Since physical strength is important for this job, you may want to get physically fit. In general, flooring installation requires a degree of physical fitness, given the labor-intensive nature of the job. These workers need to be able to bend, kneel, and carry heavy material.
Step 2: Specialize Through an Apprenticeship
For tile and marble flooring, more formal apprenticeship programs are typically required. Contractors or labor organizations usually sponsor these programs. Apprenticeship programs generally take 2-4 years to complete and consist of more than 140 hours of technical instruction, in addition to 2,000 hours of paid hands-on training under the supervision of experienced installers. To qualify for apprenticeship training, candidates may be required to hold high school diplomas or GEDs, as well as having driver's licenses or reliable transportation.

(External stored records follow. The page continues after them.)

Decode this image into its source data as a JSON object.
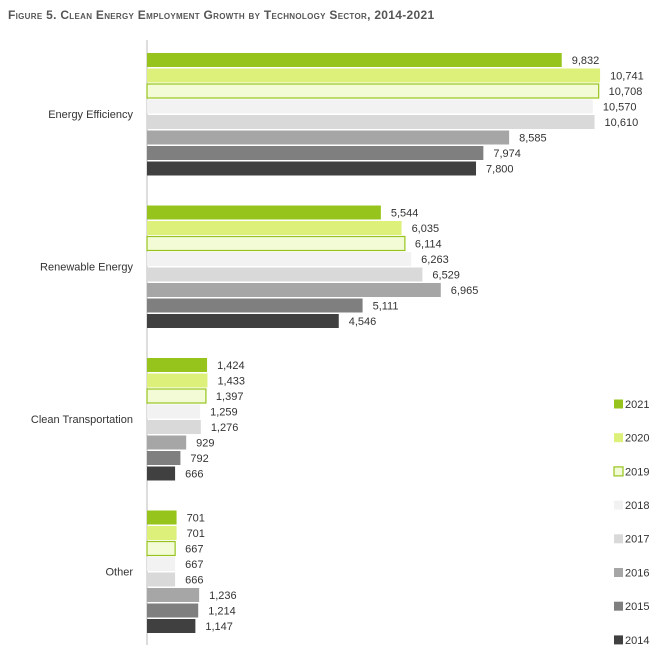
{
  "chart_data": {
    "type": "hbar",
    "title": "Figure 5. Clean Energy Employment Growth by Technology Sector, 2014-2021",
    "categories": [
      "Energy Efficiency",
      "Renewable Energy",
      "Clean Transportation",
      "Other"
    ],
    "xlim": [
      0,
      11000
    ],
    "legend": "right",
    "series": [
      {
        "name": "2021",
        "color": "#97c41c",
        "values": [
          9832,
          5544,
          1424,
          701
        ],
        "value_labels": [
          "9,832",
          "5,544",
          "1,424",
          "701"
        ]
      },
      {
        "name": "2020",
        "color": "#dcf07a",
        "values": [
          10741,
          6035,
          1433,
          701
        ],
        "value_labels": [
          "10,741",
          "6,035",
          "1,433",
          "701"
        ]
      },
      {
        "name": "2019",
        "color": "#f2fad6",
        "stroke": "#97c41c",
        "values": [
          10708,
          6114,
          1397,
          667
        ],
        "value_labels": [
          "10,708",
          "6,114",
          "1,397",
          "667"
        ]
      },
      {
        "name": "2018",
        "color": "#f2f2f2",
        "values": [
          10570,
          6263,
          1259,
          667
        ],
        "value_labels": [
          "10,570",
          "6,263",
          "1,259",
          "667"
        ]
      },
      {
        "name": "2017",
        "color": "#d9d9d9",
        "values": [
          10610,
          6529,
          1276,
          666
        ],
        "value_labels": [
          "10,610",
          "6,529",
          "1,276",
          "666"
        ]
      },
      {
        "name": "2016",
        "color": "#a6a6a6",
        "values": [
          8585,
          6965,
          929,
          1236
        ],
        "value_labels": [
          "8,585",
          "6,965",
          "929",
          "1,236"
        ]
      },
      {
        "name": "2015",
        "color": "#7f7f7f",
        "values": [
          7974,
          5111,
          792,
          1214
        ],
        "value_labels": [
          "7,974",
          "5,111",
          "792",
          "1,214"
        ]
      },
      {
        "name": "2014",
        "color": "#404040",
        "values": [
          7800,
          4546,
          666,
          1147
        ],
        "value_labels": [
          "7,800",
          "4,546",
          "666",
          "1,147"
        ]
      }
    ]
  }
}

Step 3: Advance with Experience
Flooring installers with experience can often advance to supervisory or even contractor positions. Being dependable and demonstrating trade skills and proficiency with the tools may qualify an installer for more advanced jobs. Having one's own tools and van can also make the experienced installer more competitive in this career field. Experienced flooring installers may be responsible for training apprentices or entry-level workers.
To recap, with on-the-job training or an apprenticeship, flooring installers can earn about $38,000 to measure, cut, and place various types of flooring for their customers.